2024 has witnessed remarkable advancements in cryptocurrency, with Bitcoin’s value soaring above $100K and increasing institutional involvement. Industry leaders argue that the upcoming budget must capitalize on this momentum by introducing forward-thinking policies that reaffirm India’s position in the evolving digital economy.
Vishal Sacheendran, Head of Markets at Binance, stated the importance of creating a balanced regulatory landscape to harness the full potential of the VDA sector. Such frameworks should encourage growth, maintain transparency, and protect investors, imploring policymakers to engage with industry experts for effective regulation.
Raj Karkara, COO of ZebPay, insists that aligning India’s crypto rules with international standards is vital. He calls for revisions to the current tax rates and TDS structure to promote wider participation and enhance market liquidity. Recognizing crypto formally as an asset class is essential for nurturing this sector.
With the Union Budget 2025 imminent, the Indian cryptocurrency industry earnestly seeks tax reforms to remedy the setbacks from 2022 and set the stage for progressive growth.

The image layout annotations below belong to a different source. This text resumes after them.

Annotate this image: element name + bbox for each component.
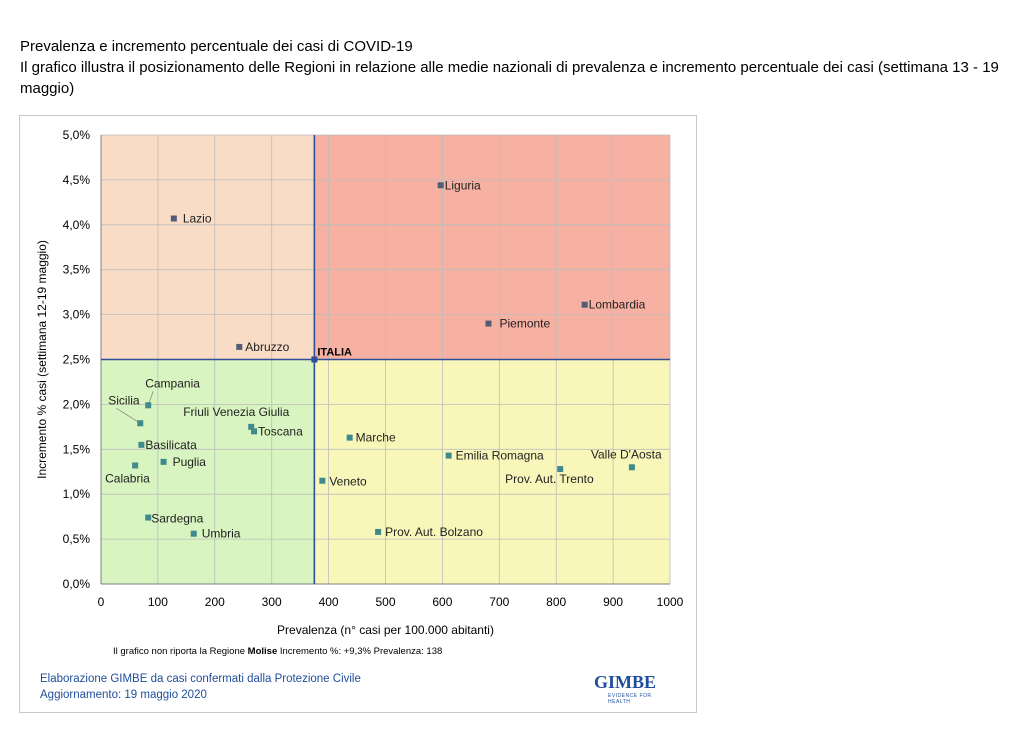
data-point-label: Basilicata — [145, 438, 197, 452]
x-tick-label: 300 — [262, 595, 282, 609]
x-tick-label: 400 — [319, 595, 339, 609]
y-axis-title: Incremento % casi (settimana 12-19 maggi… — [35, 240, 49, 479]
logo-name: GIMBE — [594, 672, 657, 692]
data-point-label: Sicilia — [108, 393, 140, 407]
data-point-label: Sardegna — [151, 512, 203, 526]
chart-note: Il grafico non riporta la Regione Molise… — [113, 646, 442, 657]
y-tick-label: 4,0% — [63, 218, 91, 232]
data-point-label: Lazio — [183, 212, 212, 226]
chart-subtitle: Il grafico illustra il posizionamento de… — [20, 59, 999, 97]
update-line: Aggiornamento: 19 maggio 2020 — [40, 689, 207, 701]
data-point — [160, 458, 167, 465]
x-tick-label: 0 — [98, 595, 105, 609]
y-tick-label: 2,0% — [63, 397, 91, 411]
x-tick-label: 500 — [375, 595, 395, 609]
data-point-label: Marche — [356, 431, 396, 445]
data-point — [581, 301, 588, 308]
data-point-label: Calabria — [105, 471, 150, 485]
reference-point — [311, 356, 318, 363]
leader-line — [116, 407, 141, 424]
x-tick-label: 800 — [546, 595, 566, 609]
data-point — [319, 477, 326, 484]
quadrant-bottom-left — [101, 359, 315, 584]
y-tick-label: 5,0% — [63, 128, 91, 142]
y-tick-label: 0,5% — [63, 532, 91, 546]
data-point-label: Veneto — [329, 475, 367, 489]
y-tick-label: 2,5% — [63, 353, 91, 367]
data-point-label: Prov. Aut. Trento — [505, 472, 594, 486]
gimbe-logo: GIMBE EVIDENCE FOR HEALTH — [594, 672, 674, 705]
data-point-label: Toscana — [258, 424, 303, 438]
data-point — [628, 464, 635, 471]
data-point — [251, 428, 258, 435]
data-point-label: Liguria — [445, 178, 481, 192]
data-point-label: Prov. Aut. Bolzano — [385, 525, 483, 539]
x-tick-label: 1000 — [657, 595, 684, 609]
data-point-label: Emilia Romagna — [456, 449, 544, 463]
y-tick-label: 4,5% — [63, 173, 91, 187]
data-point — [145, 514, 152, 521]
logo-tagline: EVIDENCE FOR HEALTH — [608, 693, 652, 705]
data-point-label: Friuli Venezia Giulia — [183, 405, 289, 419]
data-point — [132, 462, 139, 469]
chart-header: Prevalenza e incremento percentuale dei … — [20, 36, 1010, 99]
x-tick-label: 600 — [432, 595, 452, 609]
data-point — [248, 423, 255, 430]
reference-label: ITALIA — [317, 347, 352, 359]
data-point — [557, 466, 564, 473]
note-prefix: Il grafico non riporta la Regione — [113, 646, 248, 657]
y-tick-label: 1,0% — [63, 487, 91, 501]
x-tick-label: 900 — [603, 595, 623, 609]
note-region: Molise — [247, 646, 278, 657]
data-point — [138, 441, 145, 448]
y-tick-label: 3,0% — [63, 308, 91, 322]
data-point-label: Abruzzo — [245, 340, 289, 354]
x-tick-label: 700 — [489, 595, 509, 609]
data-point — [375, 528, 382, 535]
source-footer: Elaborazione GIMBE da casi confermati da… — [40, 671, 361, 703]
data-point-label: Puglia — [173, 455, 207, 469]
data-point-label: Piemonte — [499, 317, 550, 331]
source-line: Elaborazione GIMBE da casi confermati da… — [40, 673, 361, 685]
data-point — [485, 320, 492, 327]
quadrant-top-left — [101, 135, 315, 360]
data-point — [437, 182, 444, 189]
data-point-label: Campania — [145, 376, 200, 390]
data-point — [145, 402, 152, 409]
x-tick-label: 100 — [148, 595, 168, 609]
x-tick-label: 200 — [205, 595, 225, 609]
data-point — [170, 215, 177, 222]
data-point-label: Umbria — [202, 527, 241, 541]
data-point — [346, 434, 353, 441]
chart-title: Prevalenza e incremento percentuale dei … — [20, 38, 413, 55]
data-point — [236, 343, 243, 350]
data-point — [137, 420, 144, 427]
quadrant-bottom-right — [314, 359, 670, 584]
y-tick-label: 3,5% — [63, 263, 91, 277]
note-suffix: Incremento %: +9,3% Prevalenza: 138 — [277, 646, 443, 657]
y-tick-label: 1,5% — [63, 442, 91, 456]
data-point — [445, 452, 452, 459]
data-point-label: Valle D'Aosta — [591, 447, 662, 461]
y-tick-label: 0,0% — [63, 577, 91, 591]
quadrant-top-right — [314, 135, 670, 360]
data-point-label: Lombardia — [589, 298, 646, 312]
data-point — [190, 530, 197, 537]
x-axis-title: Prevalenza (n° casi per 100.000 abitanti… — [277, 623, 494, 637]
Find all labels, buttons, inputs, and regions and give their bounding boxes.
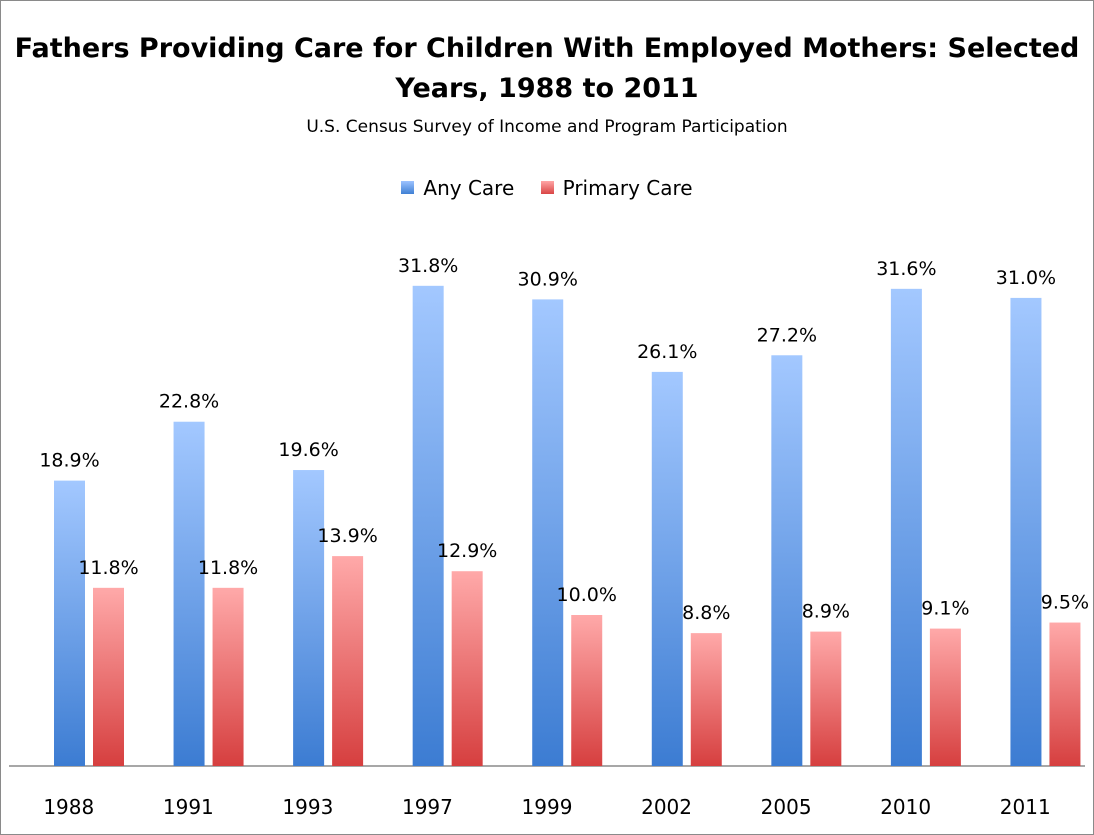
data-label-any-care-1988: 18.9% [39, 450, 99, 472]
data-label-primary-care-1997: 12.9% [437, 540, 497, 562]
x-tick-label-1997: 1997 [402, 795, 453, 819]
x-tick-label-1993: 1993 [282, 795, 333, 819]
x-tick-label-1991: 1991 [163, 795, 214, 819]
legend: Any Care Primary Care [1, 175, 1093, 200]
bar-any-care-2010 [890, 288, 922, 766]
legend-label-any-care: Any Care [423, 175, 515, 200]
data-label-any-care-2011: 31.0% [996, 267, 1056, 289]
bar-primary-care-2002 [690, 633, 722, 766]
bar-any-care-2011 [1010, 297, 1042, 766]
data-label-primary-care-2002: 8.8% [682, 602, 730, 624]
legend-item-primary-care: Primary Care [540, 175, 693, 200]
bar-primary-care-1991 [212, 587, 244, 766]
data-label-any-care-2002: 26.1% [637, 341, 697, 363]
bar-any-care-1999 [532, 299, 564, 766]
data-label-any-care-2005: 27.2% [757, 324, 817, 346]
chart-title: Fathers Providing Care for Children With… [14, 33, 1080, 104]
data-label-any-care-1991: 22.8% [159, 391, 219, 413]
x-tick-label-1999: 1999 [522, 795, 573, 819]
data-label-any-care-1993: 19.6% [278, 439, 338, 461]
data-label-primary-care-1999: 10.0% [557, 584, 617, 606]
legend-label-primary-care: Primary Care [562, 175, 693, 200]
data-label-primary-care-2011: 9.5% [1041, 592, 1089, 614]
bar-primary-care-2011 [1049, 622, 1081, 766]
bar-any-care-2005 [771, 355, 803, 766]
bar-any-care-1993 [293, 470, 325, 766]
bar-primary-care-1999 [571, 615, 603, 766]
x-tick-label-2002: 2002 [641, 795, 692, 819]
bar-primary-care-1997 [451, 571, 483, 766]
bar-any-care-2002 [651, 371, 683, 766]
data-label-primary-care-1988: 11.8% [78, 557, 138, 579]
bar-primary-care-1993 [332, 556, 364, 766]
data-label-any-care-1999: 30.9% [518, 268, 578, 290]
data-label-primary-care-2010: 9.1% [921, 598, 969, 620]
legend-item-any-care: Any Care [401, 176, 514, 200]
bar-primary-care-2010 [929, 628, 961, 766]
data-label-primary-care-2005: 8.9% [802, 601, 850, 623]
legend-swatch-primary-care [540, 181, 554, 194]
chart-subtitle: U.S. Census Survey of Income and Program… [306, 117, 788, 137]
x-tick-label-1988: 1988 [43, 795, 94, 819]
x-tick-label-2011: 2011 [1000, 795, 1051, 819]
bar-primary-care-1988 [93, 587, 124, 766]
bar-any-care-1997 [412, 285, 444, 766]
x-tick-label-2010: 2010 [880, 795, 931, 819]
data-label-any-care-1997: 31.8% [398, 255, 458, 277]
legend-swatch-any-care [401, 181, 415, 194]
bar-any-care-1988 [54, 480, 85, 766]
data-label-primary-care-1993: 13.9% [317, 525, 377, 547]
bar-primary-care-2005 [810, 631, 842, 766]
bar-any-care-1991 [173, 421, 205, 766]
data-label-primary-care-1991: 11.8% [198, 557, 258, 579]
data-label-any-care-2010: 31.6% [876, 258, 936, 280]
x-tick-label-2005: 2005 [761, 795, 812, 819]
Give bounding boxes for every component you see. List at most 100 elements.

The upcoming Union Budget 2025 is a focal point for the cryptocurrency industry in India, which is grappling with challenges from previous tax regulations implemented in the 2022 budget. These regulations have included a high tax on crypto income and imposed a transaction tax that has driven many investors away to foreign exchanges. Leaders in the industry are pushing for tax reforms aimed at revitalizing this burgeoning sector, citing that changes could lead to greater investment and enhanced growth opportunities. The current climate calls for a reevaluation of tax strategies to keep pace with global trends and foster innovation in the Indian market.
In summary, the Indian cryptocurrency sector hopes for substantial tax reforms in the Union Budget 2025 to alleviate the burdens imposed by the previous year’s regulations. Key leaders advocate for measures such as reducing the TDS and allowing loss offsets to foster a more favorable investment climate. The industry is at a crossroads, and these changes could be pivotal in propelling India to the forefront of the global crypto landscape.